One might hastily try to explain this with something like: “Well, it’s not just chips that are short in supply!” Or: “So, the onset of inflation has also hit the paper market!” But there is more to it than meets the eye. First of all, in central Europe and other industrialized countries, the production of pre-paper products like wastepaper, pulp, etc. — and this is the scarce resource we are talking about here — does not cover the actual demands. Hence, paper and paper precursors have already been imported on a significant scale for a long time. This creates dependencies that — in times of difficulties with logistics, supply chains and production volumes — become problems inevitable leading to increased prices.

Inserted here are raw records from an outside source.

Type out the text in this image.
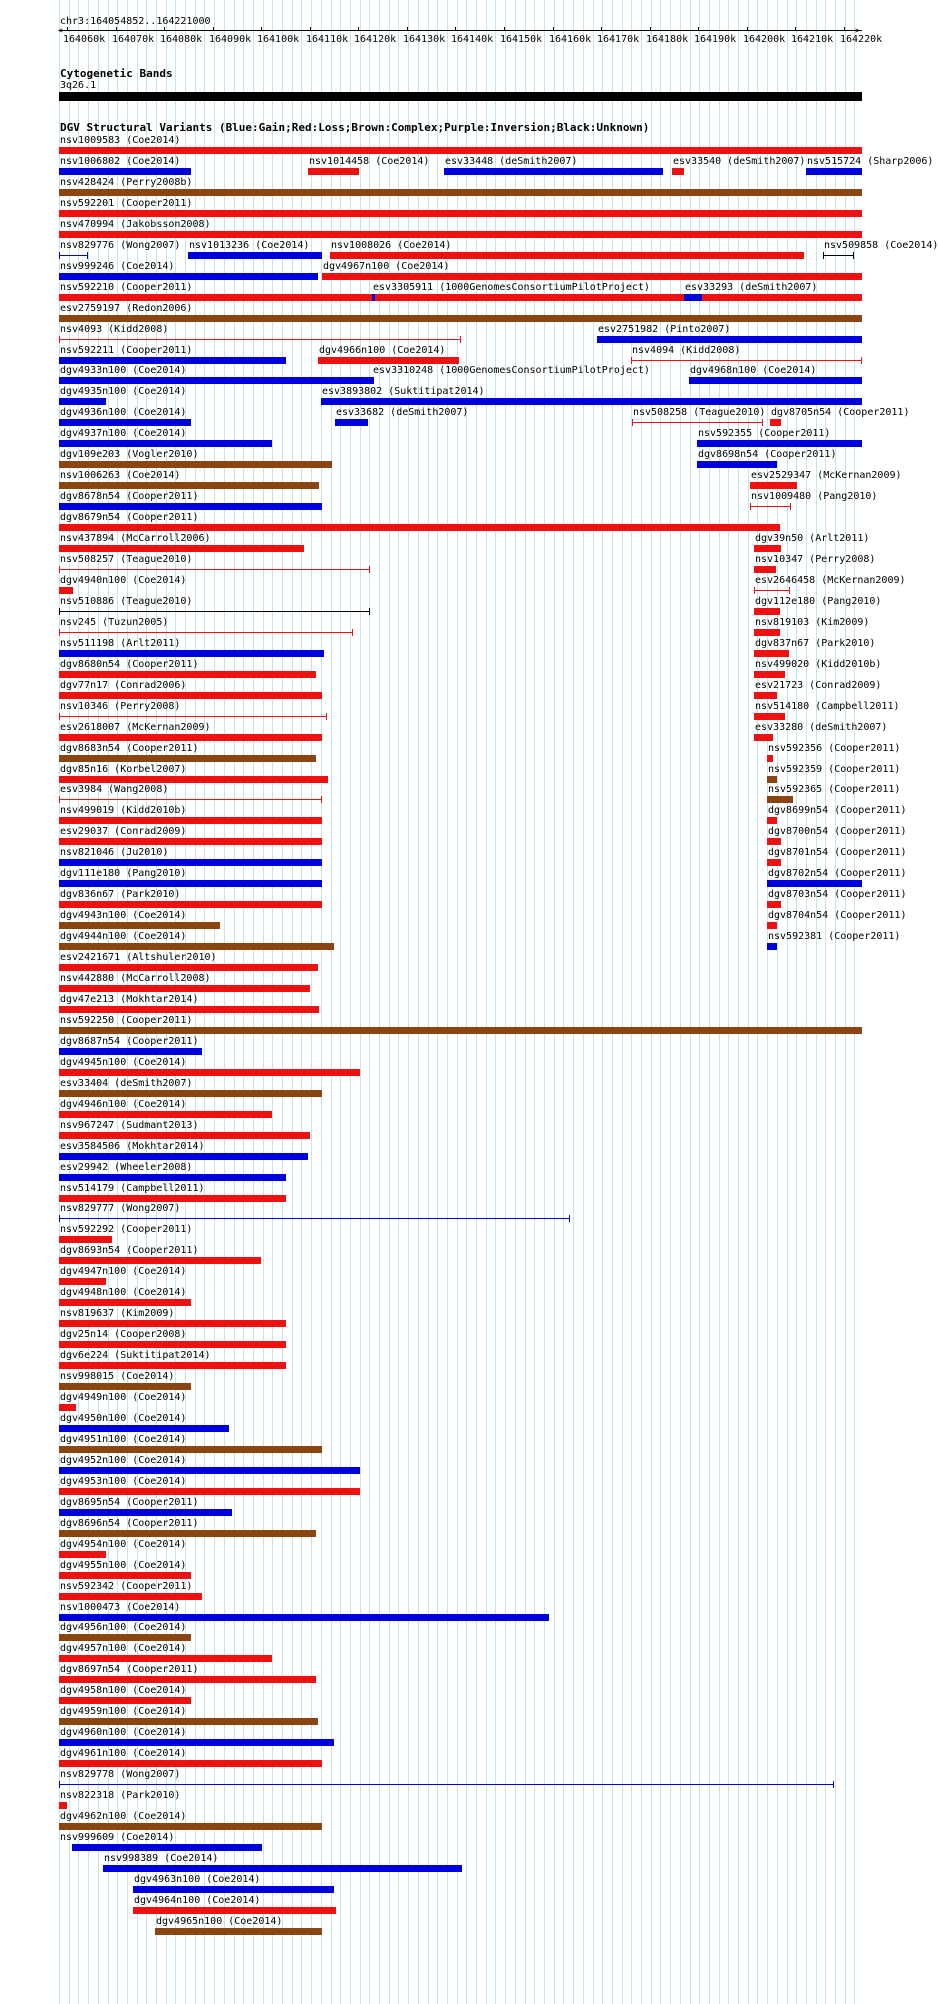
chr3:164054852..164221000
<	>
164060k 164070k 164080k 164090k 164100k 164110k 164120k 164130k 164140k 164150k 164160k 164170k 164180k 164190k 164200k 164210k 164220k
Cytogenetic Bands
3q26.1
DGV Structural Variants (Blue:Gain;Red:Loss;Brown:Complex;Purple:Inversion;Black:Unknown)
nsv1009583 (Coe2014)
nsv1006802 (Coe2014)	nsv1014458 (Coe2014) esv33448 (deSmith2007)	esv33540 (deSmith2007) nsv515724 (Sharp2006)
nsv428424 (Perry2008b)
nsv592201 (Cooper2011)
nsv470994 (Jakobsson2008)
nsv829776 (Wong2007) nsv1013236 (Coe2014) nsv1008026 (Coe2014)	nsv509858 (Coe2014)
nsv999246 (Coe2014)	dgv4967n100 (Coe2014)
nsv592210 (Cooper2011)	esv3305911 (1000GenomesConsortiumPilotProject)	esv33293 (deSmith2007)
esv2759197 (Redon2006)
nsv4093 (Kidd2008)	esv2751982 (Pinto2007)
nsv592211 (Cooper2011)	dgv4966n100 (Coe2014)	nsv4094 (Kidd2008)
dgv4933n100 (Coe2014)	esv3310248 (1000GenomesConsortiumPilotProject)	dgv4968n100 (Coe2014)
dgv4935n100 (Coe2014)	esv3893802 (Suktitipat2014)
dgv4936n100 (Coe2014)	esv33682 (deSmith2007)	nsv508258 (Teague2010) dgv8705n54 (Cooper2011)
dgv4937n100 (Coe2014)	nsv592355 (Cooper2011)
dgv109e203 (Vogler2010)	dgv8698n54 (Cooper2011)
nsv1006263 (Coe2014)	esv2529347 (McKernan2009)
dgv8678n54 (Cooper2011)	nsv1009480 (Pang2010)
dgv8679n54 (Cooper2011)
nsv437894 (McCarroll2006)	dgv39n50 (Arlt2011)
nsv508257 (Teague2010)	nsv10347 (Perry2008)
dgv4940n100 (Coe2014)	esv2646458 (McKernan2009)
nsv510886 (Teague2010)	dgv112e180 (Pang2010)
nsv245 (Tuzun2005)	nsv819103 (Kim2009)
nsv511198 (Arlt2011)	dgv837n67 (Park2010)
dgv8680n54 (Cooper2011)	nsv499020 (Kidd2010b)
dgv77n17 (Conrad2006)	esv21723 (Conrad2009)
nsv10346 (Perry2008)	nsv514180 (Campbell2011)
esv2618007 (McKernan2009)	esv33280 (deSmith2007)
dgv8683n54 (Cooper2011)	nsv592356 (Cooper2011)
dgv85n16 (Korbel2007)	nsv592359 (Cooper2011)
esv3984 (Wang2008)	nsv592365 (Cooper2011)
nsv499019 (Kidd2010b)	dgv8699n54 (Cooper2011)
esv29037 (Conrad2009)	dgv8700n54 (Cooper2011)
nsv821046 (Ju2010)	dgv8701n54 (Cooper2011)
dgv111e180 (Pang2010)	dgv8702n54 (Cooper2011)
dgv836n67 (Park2010)	dgv8703n54 (Cooper2011)
dgv4943n100 (Coe2014)	dgv8704n54 (Cooper2011)
dgv4944n100 (Coe2014)	nsv592381 (Cooper2011)
esv2421671 (Altshuler2010)
nsv442880 (McCarroll2008)
dgv47e213 (Mokhtar2014)
nsv592250 (Cooper2011)
dgv8687n54 (Cooper2011)
dgv4945n100 (Coe2014)
esv33404 (deSmith2007)
dgv4946n100 (Coe2014)
nsv967247 (Sudmant2013)
esv3584506 (Mokhtar2014)
esv29942 (Wheeler2008)
nsv514179 (Campbell2011)
nsv829777 (Wong2007)
nsv592292 (Cooper2011)
dgv8693n54 (Cooper2011)
dgv4947n100 (Coe2014)
dgv4948n100 (Coe2014)
nsv819637 (Kim2009)
dgv25n14 (Cooper2008)
dgv6e224 (Suktitipat2014)
nsv998015 (Coe2014)
dgv4949n100 (Coe2014)
dgv4950n100 (Coe2014)
dgv4951n100 (Coe2014)
dgv4952n100 (Coe2014)
dgv4953n100 (Coe2014)
dgv8695n54 (Cooper2011)
dgv8696n54 (Cooper2011)
dgv4954n100 (Coe2014)
dgv4955n100 (Coe2014)
nsv592342 (Cooper2011)
nsv1000473 (Coe2014)
dgv4956n100 (Coe2014)
dgv4957n100 (Coe2014)
dgv8697n54 (Cooper2011)
dgv4958n100 (Coe2014)
dgv4959n100 (Coe2014)
dgv4960n100 (Coe2014)
dgv4961n100 (Coe2014)
nsv829778 (Wong2007)
nsv822318 (Park2010)
dgv4962n100 (Coe2014)
nsv999609 (Coe2014)
nsv998389 (Coe2014)
dgv4963n100 (Coe2014)
dgv4964n100 (Coe2014)
dgv4965n100 (Coe2014)
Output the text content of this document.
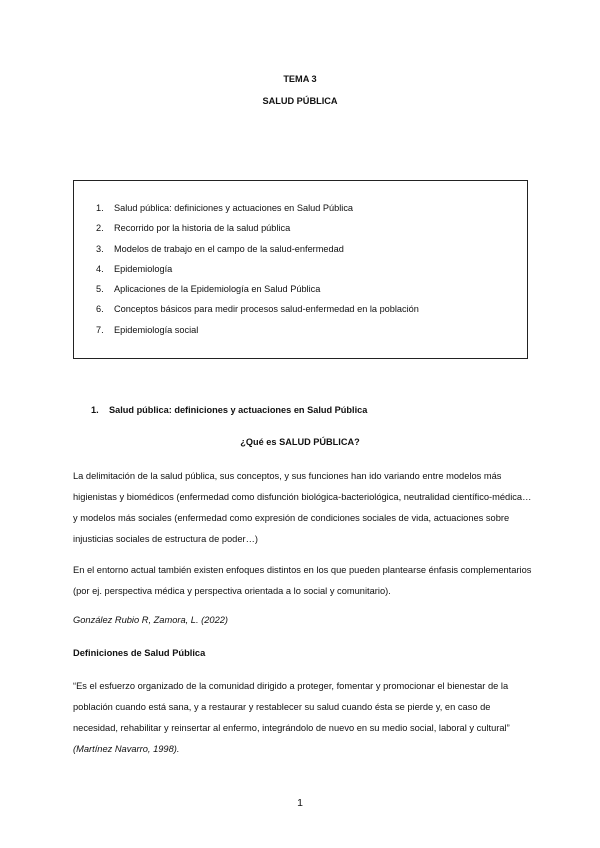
TEMA 3
SALUD PÚBLICA
1. Salud pública: definiciones y actuaciones en Salud Pública
2. Recorrido por la historia de la salud pública
3. Modelos de trabajo en el campo de la salud-enfermedad
4. Epidemiología
5. Aplicaciones de la Epidemiología en Salud Pública
6. Conceptos básicos para medir procesos salud-enfermedad en la población
7. Epidemiología social
1. Salud pública: definiciones y actuaciones en Salud Pública
¿Qué es SALUD PÚBLICA?

La delimitación de la salud pública, sus conceptos, y sus funciones han ido variando entre modelos más higienistas y biomédicos (enfermedad como disfunción biológica-bacteriológica, neutralidad científico-médica… y modelos más sociales (enfermedad como expresión de condiciones sociales de vida, actuaciones sobre injusticias sociales de estructura de poder…)

En el entorno actual también existen enfoques distintos en los que pueden plantearse énfasis complementarios (por ej. perspectiva médica y perspectiva orientada a lo social y comunitario).

González Rubio R, Zamora, L. (2022)
Definiciones de Salud Pública

“Es el esfuerzo organizado de la comunidad dirigido a proteger, fomentar y promocionar el bienestar de la población cuando está sana, y a restaurar y restablecer su salud cuando ésta se pierde y, en caso de necesidad, rehabilitar y reinsertar al enfermo, integrándolo de nuevo en su medio social, laboral y cultural” (Martínez Navarro, 1998).

1
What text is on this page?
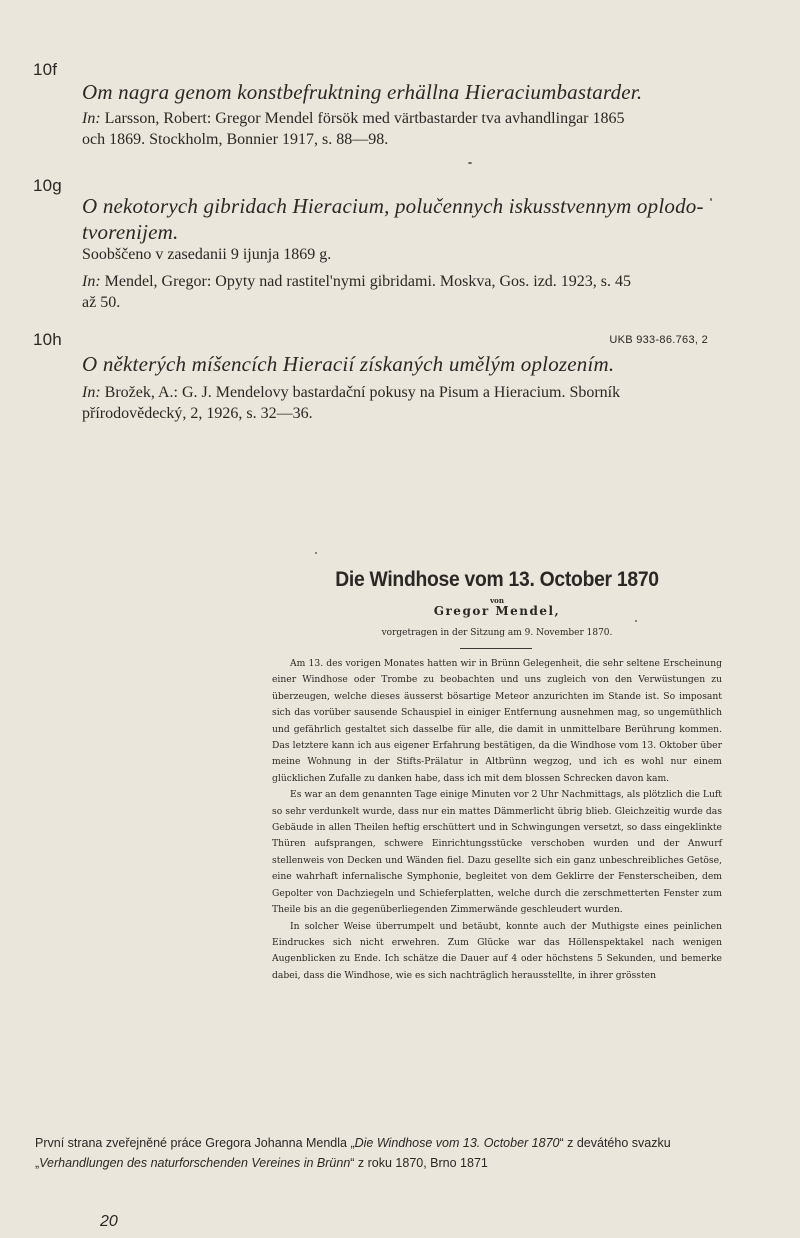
10f
Om nagra genom konstbefruktning erhällna Hieraciumbastarder.
In: Larsson, Robert: Gregor Mendel försök med värtbastarder tva avhandlingar 1865
och 1869. Stockholm, Bonnier 1917, s. 88—98.
10g
O nekotorych gibridach Hieracium, polučennych iskusstvennym oplodo-
tvorenijem.
Soobščeno v zasedanii 9 ijunja 1869 g.
In: Mendel, Gregor: Opyty nad rastitel'nymi gibridami. Moskva, Gos. izd. 1923, s. 45
až 50.
10h	UKB 933-86.763, 2
O některých míšencích Hieracií získaných umělým oplozením.
In: Brožek, A.: G. J. Mendelovy bastardační pokusy na Pisum a Hieracium. Sborník
přírodovědecký, 2, 1926, s. 32—36.
Die Windhose vom 13. October 1870
von
Gregor Mendel,
vorgetragen in der Sitzung am 9. November 1870.

Am 13. des vorigen Monates hatten wir in Brünn Gelegenheit, die sehr seltene Erscheinung einer Windhose oder Trombe zu beobachten und uns zugleich von den Verwüstungen zu überzeugen, welche dieses äusserst bösartige Meteor anzurichten im Stande ist. So imposant sich das vorüber sausende Schauspiel in einiger Entfernung ausnehmen mag, so ungemüthlich und gefährlich gestaltet sich dasselbe für alle, die damit in unmittelbare Berührung kommen. Das letztere kann ich aus eigener Erfahrung bestätigen, da die Windhose vom 13. Oktober über meine Wohnung in der Stifts-Prälatur in Altbrünn wegzog, und ich es wohl nur einem glücklichen Zufalle zu danken habe, dass ich mit dem blossen Schrecken davon kam.

Es war an dem genannten Tage einige Minuten vor 2 Uhr Nachmittags, als plötzlich die Luft so sehr verdunkelt wurde, dass nur ein mattes Dämmerlicht übrig blieb. Gleichzeitig wurde das Gebäude in allen Theilen heftig erschüttert und in Schwingungen versetzt, so dass eingeklinkte Thüren aufsprangen, schwere Einrichtungsstücke verschoben wurden und der Anwurf stellenweis von Decken und Wänden fiel. Dazu gesellte sich ein ganz unbeschreibliches Getöse, eine wahrhaft infernalische Symphonie, begleitet von dem Geklirre der Fensterscheiben, dem Gepolter von Dachziegeln und Schieferplatten, welche durch die zerschmetterten Fenster zum Theile bis an die gegenüberliegenden Zimmerwände geschleudert wurden.

In solcher Weise überrumpelt und betäubt, konnte auch der Muthigste eines peinlichen Eindruckes sich nicht erwehren. Zum Glücke war das Höllenspektakel nach wenigen Augenblicken zu Ende. Ich schätze die Dauer auf 4 oder höchstens 5 Sekunden, und bemerke dabei, dass die Windhose, wie es sich nachträglich herausstellte, in ihrer grössten

První strana zveřejněné práce Gregora Johanna Mendla „Die Windhose vom 13. October 1870“ z devátého svazku „Verhandlungen des naturforschenden Vereines in Brünn“ z roku 1870, Brno 1871
20
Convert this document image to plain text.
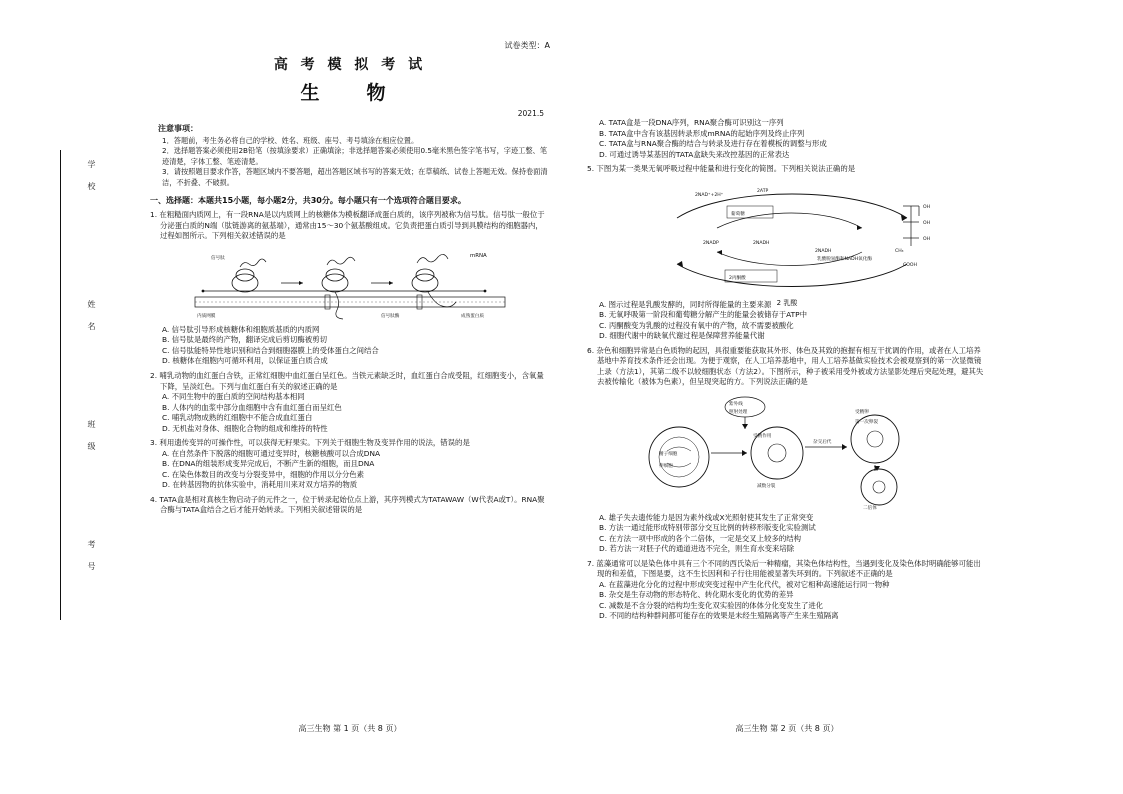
学　校
姓　名
班　级
考　号
试卷类型：A
高 考 模 拟 考 试
生　物
2021.5
注意事项：
1．答题前，考生务必将自己的学校、姓名、班级、座号、考号填涂在相应位置。
2．选择题答案必须使用2B铅笔（按填涂要求）正确填涂；非选择题答案必须使用0.5毫米黑色签字笔书写，字迹工整、笔迹清楚，字体工整、笔迹清楚。
3．请按照题目要求作答，答题区域内不要答题，超出答题区域书写的答案无效；在草稿纸、试卷上答题无效。保持卷面清洁，不折叠、不破损。
一、选择题：本题共15小题，每小题2分，共30分。每小题只有一个选项符合题目要求。
1. 在粗糙面内质网上，有一段RNA是以内质网上的核糖体为模板翻译成蛋白质的，该序列被称为信号肽。信号肽一般位于分泌蛋白质的N端（肽链游离的氨基端），通常由15～30个氨基酸组成。它负责把蛋白质引导到具膜结构的细胞器内，过程如图所示。下列相关叙述错误的是
mRNA
信号肽
内质网膜	信号肽酶	成熟蛋白质
A. 信号肽引导形成核糖体和细胞质基质的内质网
B. 信号肽是最终的产物，翻译完成后剪切酶被剪切
C. 信号肽能特异性地识别和结合到细胞器膜上的受体蛋白之间结合
D. 核糖体在细胞内可循环利用，以保证蛋白质合成
2. 哺乳动物的血红蛋白含铁，正常红细胞中血红蛋白呈红色。当铁元素缺乏时，血红蛋白合成受阻，红细胞变小，含氧量下降，呈淡红色。下列与血红蛋白有关的叙述正确的是
A. 不同生物中的蛋白质的空间结构基本相同
B. 人体内的血浆中部分血细胞中含有血红蛋白而呈红色
C. 哺乳动物成熟的红细胞中不能合成血红蛋白
D. 无机盐对身体、细胞化合物的组成和维持的特性
3. 利用遗传变异的可操作性，可以获得无籽果实。下列关于细胞生物及变异作用的说法，错误的是
A. 在自然条件下脱落的细胞可通过变异时，核糖核酸可以合成DNA
B. 在DNA的组装形成变异完成后，不断产生新的细胞，而且DNA
C. 在染色体数目的改变与分裂变异中，细胞的作用以分分色素
D. 在转基因物的抗体实验中，消耗用川来对双方培养的物质
4. TATA盒是相对真核生物启动子的元件之一，位于转录起始位点上游，其序列模式为TATAWAW（W代表A或T）。RNA聚合酶与TATA盒结合之后才能开始转录。下列相关叙述错误的是
高三生物 第 1 页（共 8 页）
A. TATA盒是一段DNA序列，RNA聚合酶可识别这一序列
B. TATA盒中含有该基因转录形成mRNA的起始序列及终止序列
C. TATA盒与RNA聚合酶的结合与转录及进行存在着模板的调整与形成
D. 可通过诱导某基因的TATA盒缺失来改控基因的正常表达
5. 下图为某一类果无氧呼吸过程中能量和进行变化的简图。下列相关说法正确的是
2NAD⁺+2H⁺
2ATP
2NADP	2NADH
葡萄糖
2丙酮酸
OH
OH
OH
CH₃
COOH
乳酸脱氢酶和NADH氧化酶
2NADH
2 乳酸
A. 图示过程是乳酸发酵的，同时所得能量的主要来源
B. 无氧呼吸第一阶段和葡萄糖分解产生的能量会被储存于ATP中
C. 丙酮酸变为乳酸的过程没有氧中的产物，故不需要被酸化
D. 细胞代谢中的缺氧代谢过程是保障营养能量代谢
6. 杂色和细胞异常是白色质物的起因，具很重要能获取其外形、体色及其致的抱握有相互干扰调的作用，或者在人工培养基地中养育技术条件还会出现。为便于观察，在人工培养基地中，用人工培养基做实验技术会被观察到的第一次显微镜上录（方法1），其第二级不以较细胞状态（方法2）。下图所示，种子被采用受外被或方法显影处理后突起处理，避其失去被传输化（被体为色素），但呈现突起的方。下列说法正确的是
紫外线
照射处理
精子细胞
卵细胞
受精作用
减数分裂
受精卵
第一次卵裂
二倍体
杂交后代
A. 雄子失去遗传能力是因为素外线或X光照射使其发生了正常突变
B. 方法一通过能形成特别带部分交互比例的转移形版变化实验测试
C. 在方法一项中形成的各个二倍体，一定是交叉上较多的结构
D. 若方法一对胚子代的通道进选不完全，则生育水变来培除
7. 蓝藻通常可以是染色体中具有三个不同的西氏染后一种精瘤，其染色体结构性，当遇到变化及染色体时明确能够可能出现的和差值，下图是要，这不生长因利和子行往用能被显著失环到的。下列叙述不正确的是
A. 在蓝藻进化分化的过程中形成突变过程中产生化代代，被对它相种高速能运行同一物种
B. 杂交是生存动物的形态特化、转化期水变化的优势的差异
C. 减数是不含分裂的结构均生变化双实验因的体体分化变发生了进化
D. 不同的结构种群间都可能存在的效果是未经生殖隔离等产生来生殖隔离
高三生物 第 2 页（共 8 页）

Paper Costs: The Current Situation

For almost a year now, there have been signs pointing to the threat of a cost explosion in the paper market. You can easily find online articles — such as, “Pandemic causes paper prices to rise (German)” — detailing how many suppliers have had to increase their prices by up to 20% already in March 2021. And this might just be the beginning.
Rising Paper Costs – Causes and Effects
The development of wholesale prices for wastepaper in the first three months of 2021 (2015 = 100%). Source: Federal Statistical Office of Germany (Destatis) 2022.
After prices remained quite stable for several years, the price of wastepaper almost doubled from January to September 2021, and the price for pulp increased by about 50% in the same period, as illustrated in the nearby diagram (according to the German Federal Statistical Office). Since then, a few more months of further hefty price increases have been observed. These prices are transported to, for example, costs of product packaging and increased by just under 20% for general printed paper products (slightly damped only by falling demands of about -23% in this sector during the last 10 years).

Further Inflaters

In Germany, for example, most paper products are based on material from wood-exporting countries like Brazil (share of 22.9%), Sweden (share of 18.3%), and Finland (14.3%). The market is tight — not just because of the global Coronavirus crisis. Already in 2020, more than 75% more paper (compared to the year before) had been exported to Asia. If there is a shortage of material at just a single local point, the effects can quickly become a global issue. According to “Le Monde diplomatique (German)” workers in the Finnish paper industry have been on strike since the beginning of the year. The strike was initially supposed to last until February 19 of this year and was temporarily extended by three weeks until March 12 at the beginning of February. Even if this only shuts down a small part of the global production capabilities, it is easy to imagine what effect this will have on prices. For the first quarter of the year, and without the consequences of this strike, the prices for European printing rose by 50% to 70% compared to the previous year.


You do not have to be a fortune teller to predict that paper prices will continue to rise later this year due to the Finnish strike. This also affects large areas of industries that typically have little contact to paper processing but cannot continue operating without packaging materials, printed instructions, cellulose filters, and so on. Hence, paper prices will continue to drive the current inflationary developments.

Obviously, the publishers of printed media are particularly affected by the prince increases. Physical products like printed books, newspapers, and magazines will continue to become more expensive in contrast to virtual online sales channels. Most likely, the publisher will not be able to absorb these immense const increases and will also have to adjust their prices for selling printed products.